Better to gauge the modern-day response to the Slugger by traveling to Boston's Fenway Park on a chilly day with a stiff east wind and the players lined up at the batting cage.
''Come on, Yaz,'' yells Red Sox second baseman Jerry Remy to his teammate Carl Yastrzemski. ''Put something in 'em.'' ''Captain Carl,'' as he is known, takes a few swings with his Hornsby Finish Louisville Slugger and then starts hitting shag balls again and again and again.
Over in the stands, Johnny Pesky, the Red Sox batting coach and former .300 hitter, is cozy in his satin baseball jacket and spring training tan. He is keeping an eye on the batters and commenting on their bats.
''Oh, others have tried to compete, but 95 percent of all the players today use Louisville Sluggers. It seems like they've been making bats for a thousand years. Most players get a dozen or two dozen to start with, and they keep them in two categories: one and two. One for practice times, and two for game conditions. I remember when I was playing, you got eight bats for the entire season. Twelve if you were a star. Nowadays players like Jim Rice order their bats two dozen at a time. And every player likes his own model. I always liked a small bat myself.
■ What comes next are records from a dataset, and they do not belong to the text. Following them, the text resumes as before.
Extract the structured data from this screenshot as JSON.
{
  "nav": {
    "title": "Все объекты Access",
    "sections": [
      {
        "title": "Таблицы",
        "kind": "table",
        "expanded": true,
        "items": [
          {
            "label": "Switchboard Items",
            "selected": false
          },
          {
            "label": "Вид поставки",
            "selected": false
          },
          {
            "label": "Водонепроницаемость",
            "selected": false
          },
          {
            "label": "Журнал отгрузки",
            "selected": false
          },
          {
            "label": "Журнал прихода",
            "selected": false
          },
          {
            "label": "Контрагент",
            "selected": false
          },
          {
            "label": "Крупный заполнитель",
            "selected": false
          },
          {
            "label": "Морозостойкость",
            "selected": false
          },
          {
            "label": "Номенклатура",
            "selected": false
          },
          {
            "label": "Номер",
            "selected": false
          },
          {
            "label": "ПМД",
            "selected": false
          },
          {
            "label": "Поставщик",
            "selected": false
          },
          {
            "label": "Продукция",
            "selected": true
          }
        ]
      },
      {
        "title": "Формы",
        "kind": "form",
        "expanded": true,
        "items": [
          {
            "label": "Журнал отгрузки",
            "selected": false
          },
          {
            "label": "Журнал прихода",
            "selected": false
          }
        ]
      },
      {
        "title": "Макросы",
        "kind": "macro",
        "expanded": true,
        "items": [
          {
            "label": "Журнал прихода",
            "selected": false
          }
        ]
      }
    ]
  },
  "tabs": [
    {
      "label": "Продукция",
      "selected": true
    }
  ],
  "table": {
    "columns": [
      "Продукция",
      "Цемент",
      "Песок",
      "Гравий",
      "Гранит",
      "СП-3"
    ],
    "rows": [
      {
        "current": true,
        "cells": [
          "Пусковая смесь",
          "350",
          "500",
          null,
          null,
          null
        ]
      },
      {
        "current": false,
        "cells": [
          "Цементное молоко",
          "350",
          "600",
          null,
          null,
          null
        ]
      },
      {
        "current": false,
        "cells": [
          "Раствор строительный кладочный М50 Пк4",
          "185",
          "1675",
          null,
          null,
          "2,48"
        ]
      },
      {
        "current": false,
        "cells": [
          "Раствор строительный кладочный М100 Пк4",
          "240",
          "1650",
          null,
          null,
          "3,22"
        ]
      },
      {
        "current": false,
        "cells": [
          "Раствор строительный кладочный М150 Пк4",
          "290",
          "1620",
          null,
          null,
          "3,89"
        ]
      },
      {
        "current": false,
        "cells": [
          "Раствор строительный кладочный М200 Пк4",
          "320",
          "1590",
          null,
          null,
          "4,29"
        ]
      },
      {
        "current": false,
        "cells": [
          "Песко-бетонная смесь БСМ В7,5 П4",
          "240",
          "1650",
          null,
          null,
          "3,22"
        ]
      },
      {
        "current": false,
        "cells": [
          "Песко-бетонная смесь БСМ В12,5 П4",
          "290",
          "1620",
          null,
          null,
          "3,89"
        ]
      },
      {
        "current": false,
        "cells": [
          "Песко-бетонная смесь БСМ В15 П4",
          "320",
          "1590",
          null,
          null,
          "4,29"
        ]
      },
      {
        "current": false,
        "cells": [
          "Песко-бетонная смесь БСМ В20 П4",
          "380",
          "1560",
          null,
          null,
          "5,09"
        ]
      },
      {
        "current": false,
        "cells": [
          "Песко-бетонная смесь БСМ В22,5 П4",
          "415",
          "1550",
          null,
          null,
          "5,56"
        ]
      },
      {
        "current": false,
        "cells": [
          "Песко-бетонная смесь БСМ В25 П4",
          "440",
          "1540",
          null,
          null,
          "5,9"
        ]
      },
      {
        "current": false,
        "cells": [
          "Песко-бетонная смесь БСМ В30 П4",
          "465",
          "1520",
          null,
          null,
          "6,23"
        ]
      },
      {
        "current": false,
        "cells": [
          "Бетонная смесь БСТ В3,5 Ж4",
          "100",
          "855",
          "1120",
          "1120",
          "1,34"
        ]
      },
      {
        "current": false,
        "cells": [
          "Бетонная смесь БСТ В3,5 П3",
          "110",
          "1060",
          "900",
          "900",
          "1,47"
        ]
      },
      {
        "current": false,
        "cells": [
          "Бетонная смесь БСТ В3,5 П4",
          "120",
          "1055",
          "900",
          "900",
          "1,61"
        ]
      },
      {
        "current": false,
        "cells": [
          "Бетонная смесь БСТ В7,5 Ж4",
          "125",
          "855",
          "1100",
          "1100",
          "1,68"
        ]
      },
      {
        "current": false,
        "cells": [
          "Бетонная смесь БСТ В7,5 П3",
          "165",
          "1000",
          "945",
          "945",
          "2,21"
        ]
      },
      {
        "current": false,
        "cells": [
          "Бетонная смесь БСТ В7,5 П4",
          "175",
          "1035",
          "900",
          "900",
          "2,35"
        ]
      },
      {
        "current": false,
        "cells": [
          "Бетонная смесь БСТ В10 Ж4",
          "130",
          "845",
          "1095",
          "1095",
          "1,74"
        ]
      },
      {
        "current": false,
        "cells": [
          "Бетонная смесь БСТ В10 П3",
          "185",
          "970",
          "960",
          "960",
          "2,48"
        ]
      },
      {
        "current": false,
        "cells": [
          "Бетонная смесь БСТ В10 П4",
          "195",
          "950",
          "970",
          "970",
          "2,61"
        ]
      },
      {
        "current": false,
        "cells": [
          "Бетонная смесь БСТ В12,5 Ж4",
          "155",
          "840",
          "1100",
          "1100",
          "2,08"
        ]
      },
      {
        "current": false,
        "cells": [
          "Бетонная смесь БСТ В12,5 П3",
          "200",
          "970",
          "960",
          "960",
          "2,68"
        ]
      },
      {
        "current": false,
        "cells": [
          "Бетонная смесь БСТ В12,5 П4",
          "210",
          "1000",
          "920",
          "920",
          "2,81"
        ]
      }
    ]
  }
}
And I sure never cared for aluminum. If you get a bat you really like, you stay with it.''
Somehow it has become the first inning. The Red Sox are at bat, two men are already on base. Yaz steps to the plate and on the first or second pitch pounds out a strong single to left field. He isn't saying what he thinks of his chocolate-colored Louisville Slugger or the game to which it is wedded. The fans , thousands of them, hollering after that ball's white flight, do it for him.